How do you solve x^2-6x-4=0 by completing the square?

Jul 16, 2015

$x = 3 + \sqrt{13} , 3 - \sqrt{13}$

Explanation:

${x}^{x} - 6 x - 4 = 0$

Completing the square means that we will force a perfect square trinomial on the left side of the equation, then solve for $x$.

Add $4$ to both sides of the equation.

${x}^{2} - 6 x = 4$

Divide the coefficient of the $x$ term by $2$, then square the result. Add it to both sides of the equation.

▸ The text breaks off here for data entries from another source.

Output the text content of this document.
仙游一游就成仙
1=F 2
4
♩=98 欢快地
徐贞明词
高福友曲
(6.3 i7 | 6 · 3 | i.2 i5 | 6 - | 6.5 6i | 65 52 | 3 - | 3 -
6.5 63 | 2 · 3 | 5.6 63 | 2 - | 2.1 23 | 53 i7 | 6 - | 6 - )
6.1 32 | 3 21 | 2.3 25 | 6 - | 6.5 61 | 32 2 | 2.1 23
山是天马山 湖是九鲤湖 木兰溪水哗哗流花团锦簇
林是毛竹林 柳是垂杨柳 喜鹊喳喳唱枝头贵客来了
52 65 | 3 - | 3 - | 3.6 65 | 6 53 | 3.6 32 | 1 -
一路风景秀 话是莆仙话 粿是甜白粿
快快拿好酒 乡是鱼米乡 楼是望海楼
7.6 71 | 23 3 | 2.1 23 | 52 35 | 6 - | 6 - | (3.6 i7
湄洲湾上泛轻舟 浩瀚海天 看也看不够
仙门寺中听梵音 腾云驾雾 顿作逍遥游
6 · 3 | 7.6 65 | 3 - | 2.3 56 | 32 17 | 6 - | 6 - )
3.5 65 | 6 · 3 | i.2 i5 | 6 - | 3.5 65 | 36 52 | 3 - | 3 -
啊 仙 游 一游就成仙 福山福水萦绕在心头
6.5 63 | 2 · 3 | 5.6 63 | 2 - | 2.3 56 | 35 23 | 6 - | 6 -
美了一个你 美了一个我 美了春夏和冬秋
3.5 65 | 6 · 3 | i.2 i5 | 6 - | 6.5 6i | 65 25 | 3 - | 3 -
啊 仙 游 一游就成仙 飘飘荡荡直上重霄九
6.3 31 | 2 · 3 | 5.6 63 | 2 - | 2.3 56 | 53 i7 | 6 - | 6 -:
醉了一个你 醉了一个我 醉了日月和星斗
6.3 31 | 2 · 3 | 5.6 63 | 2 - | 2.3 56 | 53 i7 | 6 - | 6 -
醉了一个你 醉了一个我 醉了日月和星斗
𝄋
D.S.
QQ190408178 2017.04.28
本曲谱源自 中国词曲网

${\left(\frac{- 6}{2}\right)}^{2} = - {3}^{2} = 9$

${x}^{2} - 6 x + 9 = 4 + 9$ =

${x}^{2} - 6 x + 9 = 13$

We now have a perfect square trinomial in the form ${a}^{2} - 2 a b + {b}^{2} = {\left(a - b\right)}^{2}$, where $a = x \mathmr{and} b = 3$.

Substitute ${\left(x - 3\right)}^{2}$ for ${x}^{2} - 6 x + 9$.

${\left(x - 3\right)}^{2} = 13$

Take the square root of both sides.

$x - 3 = \pm \sqrt{13}$

Add $3$ to both sides of the equation.

$x = 3 \pm \sqrt{13}$

Solve for $x$.

$x = 3 + \sqrt{13}$

$x = 3 - \sqrt{13}$